Reflets. Le secret du Tupa 10

Publié le par Catherine Picque

 

Les yeux rivés sur son reflet, Maeva réalisait toutes les contradictions de sa démarche. Pourquoi avait-elle acheté une crème anti-rides à la pharmacie ce matin ? Elle qui avait toujours dit que le visage parcheminé des gens âgés était la preuve qu'ils étaient des chanceux, des privilégiés qui avaient pu profiter de la vie sans qu'un accident ou une maladie vienne écourter cette expérience unique, ce tour de manège où il n'y a pas de pompon qui donne un deuxième tour gratuit. Depuis la mort de son père, elle avait maintes fois été émue par des visages burinés d'inconnus croisés dans la rue ou les magasins.

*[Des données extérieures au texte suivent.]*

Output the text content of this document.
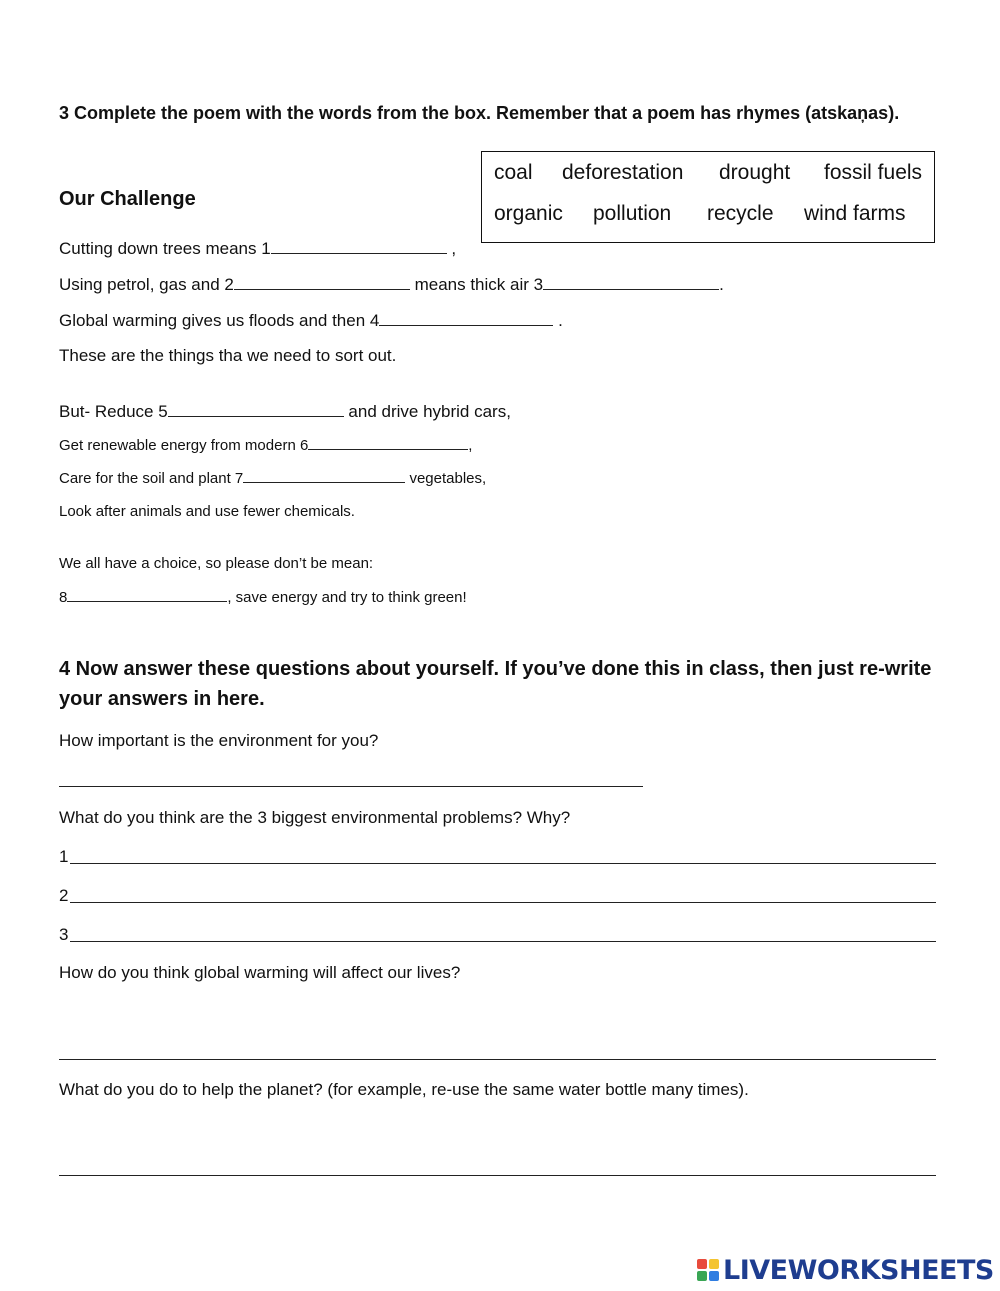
3 Complete the poem with the words from the box. Remember that a poem has rhymes (atskaņas).
coal deforestation drought fossil fuels
organic pollution recycle wind farms
Our Challenge
Cutting down trees means 1	,
Using petrol, gas and 2	means thick air 3	.
Global warming gives us floods and then 4	.
These are the things tha we need to sort out.
But- Reduce 5	and drive hybrid cars,
Get renewable energy from modern 6	,
Care for the soil and plant 7	vegetables,
Look after animals and use fewer chemicals.
We all have a choice, so please don’t be mean:
8	, save energy and try to think green!
4 Now answer these questions about yourself. If you’ve done this in class, then just re-write
your answers in here.
How important is the environment for you?
What do you think are the 3 biggest environmental problems? Why?
1
2
3
How do you think global warming will affect our lives?
What do you do to help the planet? (for example, re-use the same water bottle many times).
LIVEWORKSHEETS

Son père ne serait jamais un grand-père, il ne porterait jamais les stries que le temps creuse sur les visages. Ses cheveux n'étaient même pas poivre et sel, alors qu'il avait déjà passé une cinquantaine d'années à affronter les tourments de la vie et à profiter de ses bonheurs.

Pourquoi aujourd'hui avait-elle enfreint une de ses nombreuses lois intérieures, « pas de crème anti-rides » ? Cela avait-il un rapport avec ces albums photos qu'elle avait feuilletés l'autre jour quand elle cherchait une photo de Claire bébé. Elle voulait faire un montage photo à l'occasion du premier anniversaire de Jade la fille de sa cousine qui lui ressemblait comme deux gouttes d'eau. En feuilletant ces vieux albums, elle avait alors revu de nombreuses photos de sa mère, disparue juste avant ses 30 ans. L'âge qu'elle aurait elle-même dans quelques semaines… si elle était sur le point de s'enduire le visage d'une crème, qui pour elle n'avait représenté jusque là que vanité et futilité, c'est qu'elle ne voulait pas perdre l'image vivante de sa mère, celle qu'elle pouvait contempler aussi souvent qu'elle le voulait au cours d'une journée, dans les reflets du lagon, dans le rétroviseur de son vélo, sur l'écran de son ordinateur…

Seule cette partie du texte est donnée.